Ho, IsraelFounded 2020221K+ followers10/10 TractionRelative Traction Score based on online presence metrics compared to companies in the same age group.
Updated 3 months ago

Funding

$13.6M raised to dateRaised to date based on public sources. This may differ from the amount the company actually raised and is based only on what is publicly available on the internet.

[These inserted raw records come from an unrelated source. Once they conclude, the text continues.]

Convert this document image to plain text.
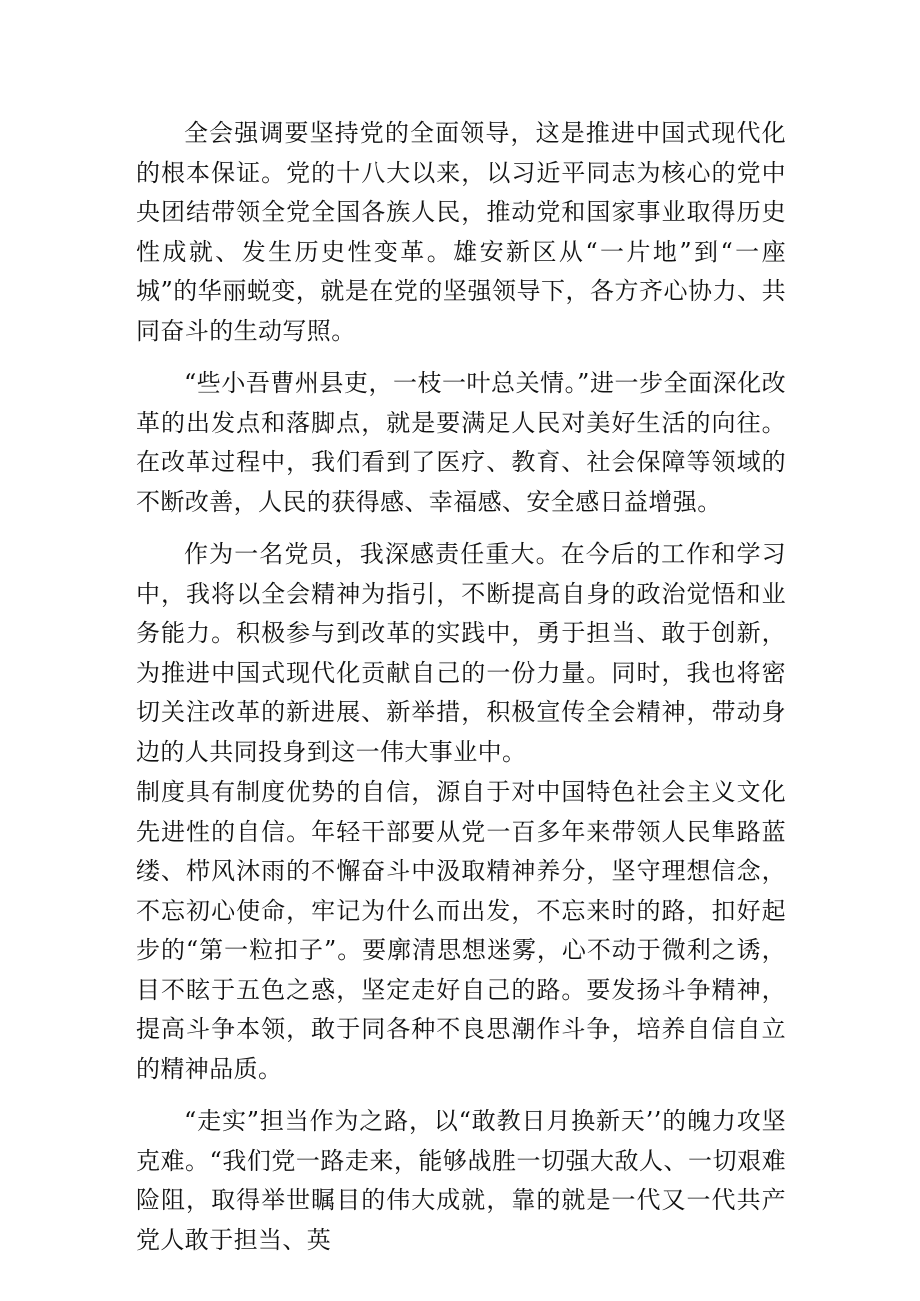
全会强调要坚持党的全面领导，这是推进中国式现代化的根本保证。党的十八大以来，以习近平同志为核心的党中央团结带领全党全国各族人民，推动党和国家事业取得历史性成就、发生历史性变革。雄安新区从“一片地”到“一座城”的华丽蜕变，就是在党的坚强领导下，各方齐心协力、共同奋斗的生动写照。

“些小吾曹州县吏，一枝一叶总关情。”进一步全面深化改革的出发点和落脚点，就是要满足人民对美好生活的向往。在改革过程中，我们看到了医疗、教育、社会保障等领域的不断改善，人民的获得感、幸福感、安全感日益增强。

作为一名党员，我深感责任重大。在今后的工作和学习中，我将以全会精神为指引，不断提高自身的政治觉悟和业务能力。积极参与到改革的实践中，勇于担当、敢于创新，为推进中国式现代化贡献自己的一份力量。同时，我也将密切关注改革的新进展、新举措，积极宣传全会精神，带动身边的人共同投身到这一伟大事业中。

制度具有制度优势的自信，源自于对中国特色社会主义文化先进性的自信。年轻干部要从党一百多年来带领人民隼路蓝缕、栉风沐雨的不懈奋斗中汲取精神养分，坚守理想信念，不忘初心使命，牢记为什么而出发，不忘来时的路，扣好起步的“第一粒扣子”。要廓清思想迷雾，心不动于微利之诱，目不眩于五色之惑，坚定走好自己的路。要发扬斗争精神，提高斗争本领，敢于同各种不良思潮作斗争，培养自信自立的精神品质。

“走实”担当作为之路，以“敢教日月换新天’’的魄力攻坚克难。“我们党一路走来，能够战胜一切强大敌人、一切艰难险阻，取得举世瞩目的伟大成就，靠的就是一代又一代共产党人敢于担当、英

Funding rounds are not available yet.

Founders

Product

Problem

Current therapeutic approaches face limitations in tissue tropism, toxicity, and payload size when targeting intracellular proteins, which constitute a significant portion of the body's proteins and key disease pathway targets. Existing technologies struggle to introduce functional proteins into specific cells or tissues, hindering effective treatment of various diseases.

Solution

Edity Therapeutics is developing a platform that leverages engineered immune cells to deliver therapeutic proteins directly into the cytoplasm of diseased cells, enabling intracellular reprogramming. The technology integrates therapeutic proteins into the perforin-granzyme pathway for targeted delivery to the cytosol of target cells. By redesigning immune cells to deliver protein therapeutics, Edity aims to address previously inaccessible intracellular targets and modulate disease pathways through protein replacement, target modulation, genetic correction, and protein gain of function. The platform is designed to work with T-cells and NK cells and can use CAR, TCR, or similar modalities for homing and activation.

Target Audience

The primary target audience includes researchers and clinicians focused on developing novel therapies for cancer, genetic disorders, and regenerative medicine, as well as pharmaceutical companies seeking innovative drug delivery platforms.

Features

  • Engineered immune cells for targeted delivery of therapeutic proteins into the cytoplasm of diseased cells.
  • Integration of therapeutic proteins into the perforin-granzyme pathway for direct delivery to the cytosol.
  • Compatible with allogeneic approaches.
  • Can be used with T-cells and NK cells.
  • Utilizes CAR, TCR, or similar modalities for homing and activation.
  • AI-designed pro-inflammatory proteins to reprogram the tumor microenvironment.
This profile is AI-generated and may contain inaccuracies.